Experiment with optimizations for feature extraction

livepeer / verification-classifier

Metrics-based Verification Classifier

MIT License

8 stars 7 forks source link

Experiment with optimizations for feature extraction #108

Open yondonfu opened 4 years ago

yondonfu commented 4 years ago

Feature extraction is currently the most expensive step in verification (as noted here). We can investigate if there are any optimizations possible here i.e. algorithmic, hardware based [1].

[1] GPU acceleration should help with many of the calculations. The argument against GPU acceleration is why would someone with a GPU be outsourcing transcoding if they already have access to GPUs? This is a fair point. But, if it is the case that verification on a GPU requires less resources than transcoding on a GPU (either due to lower GPU utilization or due to the fact that verification can scale with a single GPU when transcoding with multiple GPUs) then this might still make sense as an option for users that do have access to a GPU.

ndujar commented 4 years ago

For this task it is important to bear in mind that the currently used features basically rely on the extraction of the DCT and Gaussian transform of frames. Those are the main computational bottlenecks. A number of optimizations have been implemented:

Frames are selected at random from a list of all frames in the segment and then compared. Not all frames are processed
The gaussian is pre-computed and then used for all three gauss based features (temporal_gaussian_mse-mean, temporal_gaussian_difference-mean, temporal_threshold_gaussian_difference-mean)

The DCT implementation is that of OpenCV (https://docs.opencv.org/2.4/modules/core/doc/operations_on_arrays.html#dct), and the Gaussian used is that of skimage (https://scikit-image.org/docs/dev/api/skimage.filters.html#skimage.filters.gaussian)

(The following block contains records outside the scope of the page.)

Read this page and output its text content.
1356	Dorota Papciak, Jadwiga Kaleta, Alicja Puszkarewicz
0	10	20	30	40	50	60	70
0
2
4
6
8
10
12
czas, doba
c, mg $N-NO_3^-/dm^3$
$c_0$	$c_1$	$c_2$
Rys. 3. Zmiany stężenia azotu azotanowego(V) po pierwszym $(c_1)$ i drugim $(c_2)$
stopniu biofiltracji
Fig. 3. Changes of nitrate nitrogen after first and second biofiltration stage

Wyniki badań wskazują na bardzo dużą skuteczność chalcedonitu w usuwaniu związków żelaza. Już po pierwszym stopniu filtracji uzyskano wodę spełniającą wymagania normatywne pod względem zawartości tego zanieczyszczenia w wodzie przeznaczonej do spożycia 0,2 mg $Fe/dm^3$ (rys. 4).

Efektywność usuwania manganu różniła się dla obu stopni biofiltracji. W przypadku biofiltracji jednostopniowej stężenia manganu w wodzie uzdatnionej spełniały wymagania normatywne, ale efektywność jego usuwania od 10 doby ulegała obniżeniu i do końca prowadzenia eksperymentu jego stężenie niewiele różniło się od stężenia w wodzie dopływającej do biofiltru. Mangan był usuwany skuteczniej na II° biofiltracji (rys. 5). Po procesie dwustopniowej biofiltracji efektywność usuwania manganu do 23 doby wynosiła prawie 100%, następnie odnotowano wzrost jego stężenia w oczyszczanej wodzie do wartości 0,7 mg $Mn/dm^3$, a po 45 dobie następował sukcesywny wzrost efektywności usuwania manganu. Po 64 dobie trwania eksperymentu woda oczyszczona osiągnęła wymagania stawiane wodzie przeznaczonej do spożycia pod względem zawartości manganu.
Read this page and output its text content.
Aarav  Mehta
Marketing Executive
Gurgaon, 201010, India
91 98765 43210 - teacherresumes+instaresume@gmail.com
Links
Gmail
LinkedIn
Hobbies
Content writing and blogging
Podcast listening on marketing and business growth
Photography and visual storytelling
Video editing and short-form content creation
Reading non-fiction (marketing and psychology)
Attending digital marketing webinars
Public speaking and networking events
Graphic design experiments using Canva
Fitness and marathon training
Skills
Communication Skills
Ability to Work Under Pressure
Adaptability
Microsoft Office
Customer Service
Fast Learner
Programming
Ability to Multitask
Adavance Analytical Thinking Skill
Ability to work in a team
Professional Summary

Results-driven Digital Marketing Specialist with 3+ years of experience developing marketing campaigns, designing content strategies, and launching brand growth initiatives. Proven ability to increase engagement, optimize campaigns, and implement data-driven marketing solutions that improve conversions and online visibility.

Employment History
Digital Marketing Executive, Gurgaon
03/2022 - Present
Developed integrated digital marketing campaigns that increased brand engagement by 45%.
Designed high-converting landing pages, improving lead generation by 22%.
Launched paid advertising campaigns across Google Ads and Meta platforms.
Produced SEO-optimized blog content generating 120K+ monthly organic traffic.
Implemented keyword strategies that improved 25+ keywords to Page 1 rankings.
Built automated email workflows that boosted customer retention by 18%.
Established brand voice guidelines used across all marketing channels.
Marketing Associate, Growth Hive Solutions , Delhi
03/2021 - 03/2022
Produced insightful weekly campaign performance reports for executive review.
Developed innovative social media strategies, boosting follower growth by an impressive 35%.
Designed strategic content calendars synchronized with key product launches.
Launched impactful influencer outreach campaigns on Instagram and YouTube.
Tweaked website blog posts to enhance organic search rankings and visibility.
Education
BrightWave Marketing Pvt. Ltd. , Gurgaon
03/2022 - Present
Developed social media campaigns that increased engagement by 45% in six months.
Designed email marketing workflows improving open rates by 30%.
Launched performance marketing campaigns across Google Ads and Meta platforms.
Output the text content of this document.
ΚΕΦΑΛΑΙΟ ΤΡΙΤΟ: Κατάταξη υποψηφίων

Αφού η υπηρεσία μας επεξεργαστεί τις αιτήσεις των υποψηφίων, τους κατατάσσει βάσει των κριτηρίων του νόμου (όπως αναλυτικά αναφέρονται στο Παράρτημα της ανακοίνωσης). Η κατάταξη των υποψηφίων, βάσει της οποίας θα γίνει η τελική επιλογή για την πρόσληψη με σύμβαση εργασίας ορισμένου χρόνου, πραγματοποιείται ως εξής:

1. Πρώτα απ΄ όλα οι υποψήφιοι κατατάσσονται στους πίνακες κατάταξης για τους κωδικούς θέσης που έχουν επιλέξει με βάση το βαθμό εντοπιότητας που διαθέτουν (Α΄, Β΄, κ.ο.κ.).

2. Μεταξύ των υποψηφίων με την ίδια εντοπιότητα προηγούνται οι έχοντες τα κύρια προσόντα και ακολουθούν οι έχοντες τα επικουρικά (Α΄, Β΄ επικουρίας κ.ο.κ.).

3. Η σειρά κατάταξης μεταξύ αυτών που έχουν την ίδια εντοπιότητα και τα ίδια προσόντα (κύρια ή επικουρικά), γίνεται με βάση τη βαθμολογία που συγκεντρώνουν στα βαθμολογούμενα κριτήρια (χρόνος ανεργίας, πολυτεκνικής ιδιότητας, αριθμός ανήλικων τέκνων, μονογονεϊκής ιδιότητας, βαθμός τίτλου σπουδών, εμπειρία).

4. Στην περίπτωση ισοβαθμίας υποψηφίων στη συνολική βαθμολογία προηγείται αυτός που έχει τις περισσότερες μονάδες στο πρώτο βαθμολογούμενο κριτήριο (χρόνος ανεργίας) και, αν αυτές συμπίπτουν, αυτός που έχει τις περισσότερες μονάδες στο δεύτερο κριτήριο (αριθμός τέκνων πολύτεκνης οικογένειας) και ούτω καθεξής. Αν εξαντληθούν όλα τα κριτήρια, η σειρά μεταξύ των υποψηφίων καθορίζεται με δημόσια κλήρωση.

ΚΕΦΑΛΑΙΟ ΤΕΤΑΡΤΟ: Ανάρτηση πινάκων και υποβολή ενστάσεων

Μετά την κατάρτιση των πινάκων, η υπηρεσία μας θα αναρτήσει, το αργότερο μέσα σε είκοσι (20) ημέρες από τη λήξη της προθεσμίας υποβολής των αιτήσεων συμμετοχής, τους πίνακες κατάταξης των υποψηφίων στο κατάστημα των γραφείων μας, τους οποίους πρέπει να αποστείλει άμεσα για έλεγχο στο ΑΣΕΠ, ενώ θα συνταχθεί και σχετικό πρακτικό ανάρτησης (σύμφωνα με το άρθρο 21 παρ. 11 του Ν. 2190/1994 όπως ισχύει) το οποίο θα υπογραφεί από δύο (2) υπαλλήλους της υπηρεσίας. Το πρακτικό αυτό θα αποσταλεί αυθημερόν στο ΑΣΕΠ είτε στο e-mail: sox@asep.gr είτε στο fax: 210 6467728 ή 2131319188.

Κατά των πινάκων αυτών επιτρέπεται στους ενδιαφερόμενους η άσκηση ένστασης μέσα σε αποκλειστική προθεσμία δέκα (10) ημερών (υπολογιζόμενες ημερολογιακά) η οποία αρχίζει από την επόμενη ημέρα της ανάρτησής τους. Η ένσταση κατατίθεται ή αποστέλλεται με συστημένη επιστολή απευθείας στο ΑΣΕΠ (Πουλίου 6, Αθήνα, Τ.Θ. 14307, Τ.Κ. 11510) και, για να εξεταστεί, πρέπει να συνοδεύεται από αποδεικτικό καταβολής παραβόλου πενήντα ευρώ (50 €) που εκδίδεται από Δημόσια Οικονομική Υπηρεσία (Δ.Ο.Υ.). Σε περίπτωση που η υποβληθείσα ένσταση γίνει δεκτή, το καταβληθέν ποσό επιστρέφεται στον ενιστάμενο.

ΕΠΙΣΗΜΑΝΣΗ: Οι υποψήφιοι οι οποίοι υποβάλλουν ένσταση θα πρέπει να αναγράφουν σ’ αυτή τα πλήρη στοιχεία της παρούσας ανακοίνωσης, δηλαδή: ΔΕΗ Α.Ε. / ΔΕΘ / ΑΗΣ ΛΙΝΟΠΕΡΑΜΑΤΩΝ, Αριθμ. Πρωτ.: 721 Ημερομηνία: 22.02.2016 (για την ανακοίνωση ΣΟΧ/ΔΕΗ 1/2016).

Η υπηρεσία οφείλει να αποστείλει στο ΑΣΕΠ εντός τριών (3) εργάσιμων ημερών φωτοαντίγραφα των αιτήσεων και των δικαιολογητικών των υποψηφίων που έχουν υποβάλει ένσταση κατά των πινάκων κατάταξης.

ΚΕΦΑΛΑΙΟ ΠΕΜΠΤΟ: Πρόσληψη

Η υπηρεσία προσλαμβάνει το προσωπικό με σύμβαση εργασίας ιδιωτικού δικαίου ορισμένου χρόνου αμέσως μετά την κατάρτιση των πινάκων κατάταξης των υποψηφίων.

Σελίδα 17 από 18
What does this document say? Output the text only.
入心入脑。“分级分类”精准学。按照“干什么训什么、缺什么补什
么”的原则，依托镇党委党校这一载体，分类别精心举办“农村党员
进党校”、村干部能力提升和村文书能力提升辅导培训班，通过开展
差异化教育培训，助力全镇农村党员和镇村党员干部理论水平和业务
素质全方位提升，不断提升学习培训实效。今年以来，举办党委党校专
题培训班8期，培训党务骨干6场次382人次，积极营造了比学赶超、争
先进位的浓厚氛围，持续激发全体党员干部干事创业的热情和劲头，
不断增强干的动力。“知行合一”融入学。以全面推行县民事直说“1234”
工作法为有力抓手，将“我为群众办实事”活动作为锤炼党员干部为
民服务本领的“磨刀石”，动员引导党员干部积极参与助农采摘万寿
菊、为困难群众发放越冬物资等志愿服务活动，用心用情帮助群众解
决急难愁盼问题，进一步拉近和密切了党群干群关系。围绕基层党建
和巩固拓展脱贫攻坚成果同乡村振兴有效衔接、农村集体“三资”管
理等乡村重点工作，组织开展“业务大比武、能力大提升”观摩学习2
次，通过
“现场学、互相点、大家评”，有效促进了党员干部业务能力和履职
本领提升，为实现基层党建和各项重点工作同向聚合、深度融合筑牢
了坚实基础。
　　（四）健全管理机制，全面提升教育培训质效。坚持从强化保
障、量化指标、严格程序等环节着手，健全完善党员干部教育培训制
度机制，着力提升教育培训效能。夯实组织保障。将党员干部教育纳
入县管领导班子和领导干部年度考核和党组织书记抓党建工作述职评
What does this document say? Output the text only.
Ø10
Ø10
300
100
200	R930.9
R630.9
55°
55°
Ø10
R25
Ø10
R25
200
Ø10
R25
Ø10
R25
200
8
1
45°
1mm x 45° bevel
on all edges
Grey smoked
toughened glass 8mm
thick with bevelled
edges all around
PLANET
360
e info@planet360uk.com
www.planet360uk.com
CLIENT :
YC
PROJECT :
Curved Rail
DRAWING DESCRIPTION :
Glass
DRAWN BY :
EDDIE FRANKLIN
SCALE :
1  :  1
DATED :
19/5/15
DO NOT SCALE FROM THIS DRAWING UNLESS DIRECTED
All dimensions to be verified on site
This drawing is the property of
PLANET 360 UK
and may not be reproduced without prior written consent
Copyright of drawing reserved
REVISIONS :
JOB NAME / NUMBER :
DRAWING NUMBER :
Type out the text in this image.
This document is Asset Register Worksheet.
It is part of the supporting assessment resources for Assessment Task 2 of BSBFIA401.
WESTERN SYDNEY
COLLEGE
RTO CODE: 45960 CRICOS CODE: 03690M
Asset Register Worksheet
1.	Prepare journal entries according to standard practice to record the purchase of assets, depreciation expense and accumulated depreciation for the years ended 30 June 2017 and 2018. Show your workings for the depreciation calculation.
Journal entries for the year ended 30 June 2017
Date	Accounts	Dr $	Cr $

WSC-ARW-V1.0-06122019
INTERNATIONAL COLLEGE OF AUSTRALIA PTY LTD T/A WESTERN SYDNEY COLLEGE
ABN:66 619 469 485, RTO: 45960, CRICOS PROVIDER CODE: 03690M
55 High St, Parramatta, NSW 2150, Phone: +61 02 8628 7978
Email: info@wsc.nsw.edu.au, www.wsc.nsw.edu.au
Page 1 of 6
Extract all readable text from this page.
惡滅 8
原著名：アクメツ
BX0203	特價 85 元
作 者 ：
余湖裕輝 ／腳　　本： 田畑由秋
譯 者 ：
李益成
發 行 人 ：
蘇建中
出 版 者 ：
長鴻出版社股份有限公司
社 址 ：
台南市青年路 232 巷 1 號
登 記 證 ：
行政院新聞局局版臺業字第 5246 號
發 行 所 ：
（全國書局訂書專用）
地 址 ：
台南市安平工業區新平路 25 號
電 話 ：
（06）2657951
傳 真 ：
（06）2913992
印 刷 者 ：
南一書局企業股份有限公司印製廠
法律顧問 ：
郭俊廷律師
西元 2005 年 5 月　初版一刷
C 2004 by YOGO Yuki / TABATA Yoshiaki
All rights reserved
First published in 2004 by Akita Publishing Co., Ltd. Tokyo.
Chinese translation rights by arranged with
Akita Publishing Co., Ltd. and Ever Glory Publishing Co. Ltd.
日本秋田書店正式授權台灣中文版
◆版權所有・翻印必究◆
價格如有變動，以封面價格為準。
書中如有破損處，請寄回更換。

Sorkanius commented 4 years ago

I attach here a small benchmark of individual operations done through the feature extraction:

Some options to optimize could be to:

Use the magnitude of the DFT instead of the DCT, the computation seems 10% faster. From 1.53 ms to 1.34. This will imply to train the model with this new feature.
The use of cupy. Which is basically Numpy but accelarated by CUDA, this is viable if there are GPUs involved of course. They have implemented the FFT (fast implementation of the DFT) as well as gaussian filters.